In questo panorama dai confini complessi, mentre le più grandi potenze straniere cercano di acquistare a Ruvo vasi, bronzi, terrecotte e ori per formare il nucleo di antichità dei loro musei nazionali, il Louvre (Musée Charles X) in testa, gli Jatta riescono in un’operazione che ha dell’incredibile: avviano scavi nei loro terreni, controllano il mercato locale, cercano di frenare il più possibile la vendita e l’esportazione di capolavori ruvestini all’estero, tutelano le antichità patrie in evidente contrasto con il Governo borbonico e gli interessi del Real Museo, creando una collezione di grandissima importanza storico artistica. Per accoglierla costruiscono a Ruvo un imponente palazzo in stile neoclassico, su progetto di Luigi Castellucci, luogo di abitazione e insieme centro culturale dotato di una galleria al piano terra con quattro sale espositive, una grande Biblioteca e un Archivio annessi.
Alla morte di Giulio sarà la moglie, Giulia Viesti, a definire insieme al cognato Giovanni ogni dettaglio allestitivo del museo: forme e arredi ancora oggi utilizzati. Giovanni Jatta junior, figlio di Giulio Jatta e di Giulia Viesti, termina e allestisce di fatto il museo tra il 1848 e il 1860, pubblicando nel 1869 il catalogo della collezione di vasi «italo-greci», poi acquistata dallo Stato italiano nel 1991 e inaugurata come Museo Nazionale nel 1993.
I lavori di restauro, appena terminati, riportano i luoghi storici indietro nel tempo, liberando gli ambienti «dagli scempi del passato, come il precedente impianto elettrico», dichiara Barbara Jatta, direttrice dei Musei Vaticani e discendente della famiglia ruvese.

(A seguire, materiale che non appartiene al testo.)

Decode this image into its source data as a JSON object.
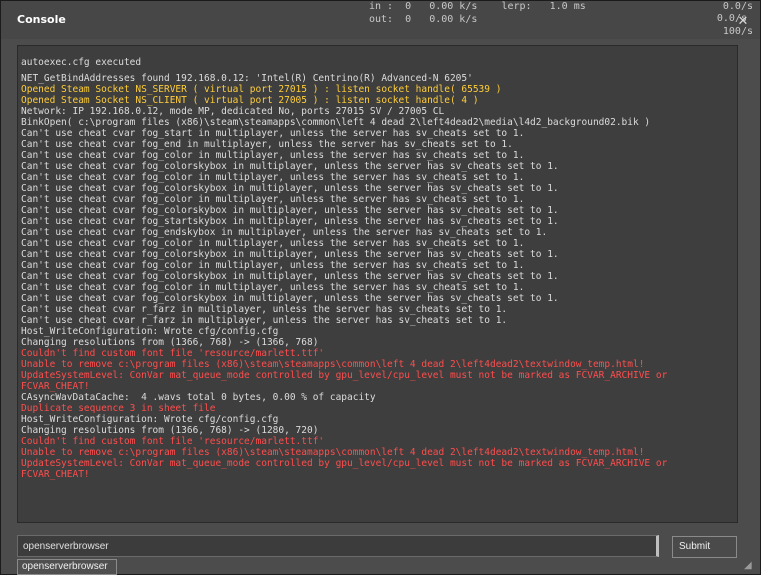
{
  "window": {
    "title": "Console"
  },
  "netgraph": {
    "in_line": "in :  0   0.00 k/s    lerp:   1.0 ms",
    "out_line": "out:  0   0.00 k/s",
    "right_1": "0.0/s",
    "right_2": "0.0/s",
    "right_3": "100/s"
  },
  "output": {
    "lines": [
      {
        "text": "",
        "style": "blank"
      },
      {
        "text": "autoexec.cfg executed",
        "style": "normal"
      },
      {
        "text": "",
        "style": "blank"
      },
      {
        "text": "NET_GetBindAddresses found 192.168.0.12: 'Intel(R) Centrino(R) Advanced-N 6205'",
        "style": "normal"
      },
      {
        "text": "Opened Steam Socket NS_SERVER ( virtual port 27015 ) : listen socket handle( 65539 )",
        "style": "yellow"
      },
      {
        "text": "Opened Steam Socket NS_CLIENT ( virtual port 27005 ) : listen socket handle( 4 )",
        "style": "yellow"
      },
      {
        "text": "Network: IP 192.168.0.12, mode MP, dedicated No, ports 27015 SV / 27005 CL",
        "style": "normal"
      },
      {
        "text": "BinkOpen( c:\\program files (x86)\\steam\\steamapps\\common\\left 4 dead 2\\left4dead2\\media\\l4d2_background02.bik )",
        "style": "normal"
      },
      {
        "text": "Can't use cheat cvar fog_start in multiplayer, unless the server has sv_cheats set to 1.",
        "style": "normal"
      },
      {
        "text": "Can't use cheat cvar fog_end in multiplayer, unless the server has sv_cheats set to 1.",
        "style": "normal"
      },
      {
        "text": "Can't use cheat cvar fog_color in multiplayer, unless the server has sv_cheats set to 1.",
        "style": "normal"
      },
      {
        "text": "Can't use cheat cvar fog_colorskybox in multiplayer, unless the server has sv_cheats set to 1.",
        "style": "normal"
      },
      {
        "text": "Can't use cheat cvar fog_color in multiplayer, unless the server has sv_cheats set to 1.",
        "style": "normal"
      },
      {
        "text": "Can't use cheat cvar fog_colorskybox in multiplayer, unless the server has sv_cheats set to 1.",
        "style": "normal"
      },
      {
        "text": "Can't use cheat cvar fog_color in multiplayer, unless the server has sv_cheats set to 1.",
        "style": "normal"
      },
      {
        "text": "Can't use cheat cvar fog_colorskybox in multiplayer, unless the server has sv_cheats set to 1.",
        "style": "normal"
      },
      {
        "text": "Can't use cheat cvar fog_startskybox in multiplayer, unless the server has sv_cheats set to 1.",
        "style": "normal"
      },
      {
        "text": "Can't use cheat cvar fog_endskybox in multiplayer, unless the server has sv_cheats set to 1.",
        "style": "normal"
      },
      {
        "text": "Can't use cheat cvar fog_color in multiplayer, unless the server has sv_cheats set to 1.",
        "style": "normal"
      },
      {
        "text": "Can't use cheat cvar fog_colorskybox in multiplayer, unless the server has sv_cheats set to 1.",
        "style": "normal"
      },
      {
        "text": "Can't use cheat cvar fog_color in multiplayer, unless the server has sv_cheats set to 1.",
        "style": "normal"
      },
      {
        "text": "Can't use cheat cvar fog_colorskybox in multiplayer, unless the server has sv_cheats set to 1.",
        "style": "normal"
      },
      {
        "text": "Can't use cheat cvar fog_color in multiplayer, unless the server has sv_cheats set to 1.",
        "style": "normal"
      },
      {
        "text": "Can't use cheat cvar fog_colorskybox in multiplayer, unless the server has sv_cheats set to 1.",
        "style": "normal"
      },
      {
        "text": "Can't use cheat cvar r_farz in multiplayer, unless the server has sv_cheats set to 1.",
        "style": "normal"
      },
      {
        "text": "Can't use cheat cvar r_farz in multiplayer, unless the server has sv_cheats set to 1.",
        "style": "normal"
      },
      {
        "text": "Host_WriteConfiguration: Wrote cfg/config.cfg",
        "style": "normal"
      },
      {
        "text": "Changing resolutions from (1366, 768) -> (1366, 768)",
        "style": "normal"
      },
      {
        "text": "Couldn't find custom font file 'resource/marlett.ttf'",
        "style": "red"
      },
      {
        "text": "Unable to remove c:\\program files (x86)\\steam\\steamapps\\common\\left 4 dead 2\\left4dead2\\textwindow_temp.html!",
        "style": "red"
      },
      {
        "text": "UpdateSystemLevel: ConVar mat_queue_mode controlled by gpu_level/cpu_level must not be marked as FCVAR_ARCHIVE or",
        "style": "red"
      },
      {
        "text": "FCVAR_CHEAT!",
        "style": "red"
      },
      {
        "text": "CAsyncWavDataCache:  4 .wavs total 0 bytes, 0.00 % of capacity",
        "style": "normal"
      },
      {
        "text": "Duplicate sequence 3 in sheet file",
        "style": "red"
      },
      {
        "text": "Host_WriteConfiguration: Wrote cfg/config.cfg",
        "style": "normal"
      },
      {
        "text": "Changing resolutions from (1366, 768) -> (1280, 720)",
        "style": "normal"
      },
      {
        "text": "Couldn't find custom font file 'resource/marlett.ttf'",
        "style": "red"
      },
      {
        "text": "Unable to remove c:\\program files (x86)\\steam\\steamapps\\common\\left 4 dead 2\\left4dead2\\textwindow_temp.html!",
        "style": "red"
      },
      {
        "text": "UpdateSystemLevel: ConVar mat_queue_mode controlled by gpu_level/cpu_level must not be marked as FCVAR_ARCHIVE or",
        "style": "red"
      },
      {
        "text": "FCVAR_CHEAT!",
        "style": "red"
      }
    ]
  },
  "input": {
    "value": "openserverbrowser"
  },
  "submit": {
    "label": "Submit"
  },
  "autocomplete": {
    "item": "openserverbrowser"
  },
  "colors": {
    "normal": "#dcdcdc",
    "yellow": "#ffce3a",
    "red": "#ff4d4d",
    "background": "#4c4c4c"
  }
}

Si apprezza così il restauro delle volte, la luce quasi naturale che finalmente rende visibili i reperti nelle vetrine, il ripristino dei divanetti in velluto rosso realizzati a Napoli, come tutti gli arredi del museo.

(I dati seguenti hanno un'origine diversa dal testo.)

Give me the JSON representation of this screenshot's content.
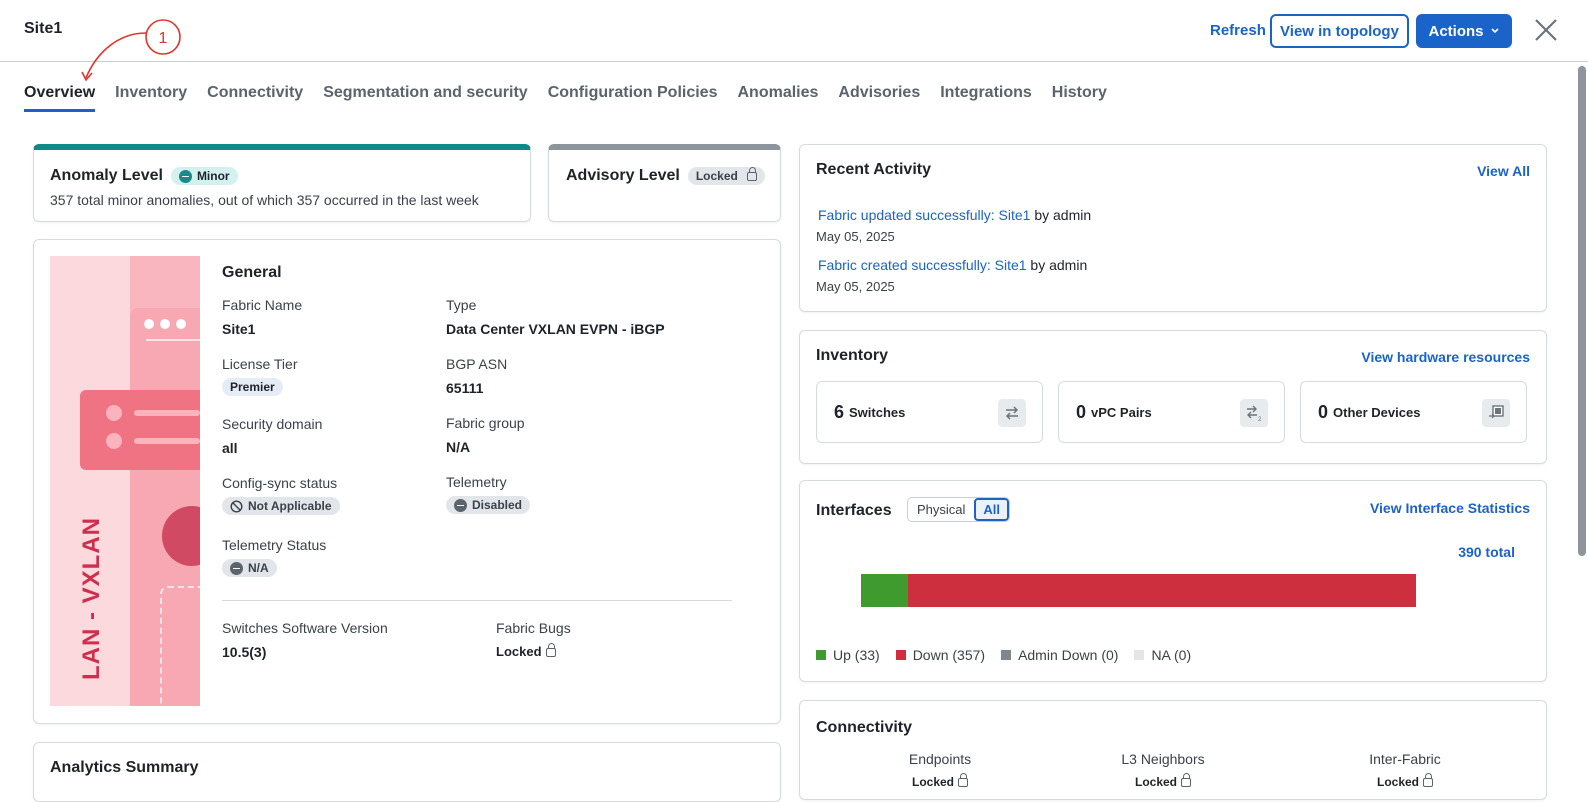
{
  "header": {
    "title": "Site1",
    "refresh_label": "Refresh",
    "topology_label": "View in topology",
    "actions_label": "Actions"
  },
  "annotation": {
    "number": "1"
  },
  "tabs": [
    {
      "label": "Overview",
      "active": true
    },
    {
      "label": "Inventory"
    },
    {
      "label": "Connectivity"
    },
    {
      "label": "Segmentation and security"
    },
    {
      "label": "Configuration Policies"
    },
    {
      "label": "Anomalies"
    },
    {
      "label": "Advisories"
    },
    {
      "label": "Integrations"
    },
    {
      "label": "History"
    }
  ],
  "anomaly": {
    "title": "Anomaly Level",
    "badge": "Minor",
    "description": "357 total minor anomalies, out of which 357 occurred in the last week",
    "accent": "#0f8a8a"
  },
  "advisory": {
    "title": "Advisory Level",
    "badge": "Locked",
    "accent": "#8d949b"
  },
  "general": {
    "banner_text": "LAN - VXLAN",
    "title": "General",
    "fabric_name_label": "Fabric Name",
    "fabric_name": "Site1",
    "type_label": "Type",
    "type": "Data Center VXLAN EVPN - iBGP",
    "license_label": "License Tier",
    "license": "Premier",
    "bgp_label": "BGP ASN",
    "bgp": "65111",
    "security_label": "Security domain",
    "security": "all",
    "fabric_group_label": "Fabric group",
    "fabric_group": "N/A",
    "config_sync_label": "Config-sync status",
    "config_sync": "Not Applicable",
    "telemetry_label": "Telemetry",
    "telemetry": "Disabled",
    "telemetry_status_label": "Telemetry Status",
    "telemetry_status": "N/A",
    "sw_version_label": "Switches Software Version",
    "sw_version": "10.5(3)",
    "bugs_label": "Fabric Bugs",
    "bugs": "Locked"
  },
  "analytics": {
    "title": "Analytics Summary"
  },
  "recent": {
    "title": "Recent Activity",
    "view_all": "View All",
    "items": [
      {
        "link": "Fabric updated successfully: Site1",
        "by": "by admin",
        "date": "May 05, 2025"
      },
      {
        "link": "Fabric created successfully: Site1",
        "by": "by admin",
        "date": "May 05, 2025"
      }
    ]
  },
  "inventory": {
    "title": "Inventory",
    "link": "View hardware resources",
    "boxes": [
      {
        "count": "6",
        "label": "Switches",
        "icon": "switch-icon"
      },
      {
        "count": "0",
        "label": "vPC Pairs",
        "icon": "vpc-pair-icon"
      },
      {
        "count": "0",
        "label": "Other Devices",
        "icon": "other-devices-icon"
      }
    ]
  },
  "interfaces": {
    "title": "Interfaces",
    "toggle_physical": "Physical",
    "toggle_all": "All",
    "link": "View Interface Statistics",
    "total": "390 total",
    "legend": [
      {
        "label": "Up (33)",
        "color": "#3f9b2e",
        "value": 33
      },
      {
        "label": "Down (357)",
        "color": "#cd2f3e",
        "value": 357
      },
      {
        "label": "Admin Down (0)",
        "color": "#7f868d",
        "value": 0
      },
      {
        "label": "NA (0)",
        "color": "#e3e6e9",
        "value": 0
      }
    ]
  },
  "connectivity": {
    "title": "Connectivity",
    "cols": [
      {
        "label": "Endpoints",
        "value": "Locked"
      },
      {
        "label": "L3 Neighbors",
        "value": "Locked"
      },
      {
        "label": "Inter-Fabric",
        "value": "Locked"
      }
    ]
  }
}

«È un lavoro meraviglioso, prosegue, un recupero che è sintomo di alta professionalità e grande sensibilità, c’è preservazione della nostra memoria».
Novità anche per l’aumento dello spazio espositivo dedicato alle mostre temporanee attraverso la struttura sottostante il museo, il Grottone, in un accordo di gestione compartecipata con la famiglia Jatta dal 2022. Apprezzabile anche il trasferimento della collezione dei bronzi e della sezione epigrafica in un’altra area di pertinenza del museo, di prossima inaugurazione.
Presto ci saranno anche un caffè letterario e una messa a norma della zona dedicata all’Archivio storico e alla Biblioteca, ancora privati come il Palazzo ruvese.
Fiore all’occhiello del Museo Jatta è lo straordinario cratere attico a volute e a figure rosse del Pittore di Talos (430-420 a.C.), che deriva il suo nome dal gigante di bronzo a guardia dell’isola di Creta, donato da Zeus a Minosse. Sul lato A del vaso si può osservare Talos in tutto il suo monumentale biancore, sorretto e sconfitto dai Dioscuri grazie all’incantesimo di Medea e colpito nel suo unico punto vulnerabile, il malleolo. Fanno parte della raccolta Jatta vasi apuli, attici e lucani a figure rosse, tra cui svariati «rhytà» (vasi a protome di animale), esemplari greci di importazione, figurine in terracotta provenienti da Daunia, Peucezia e Messapia e notevoli bronzi.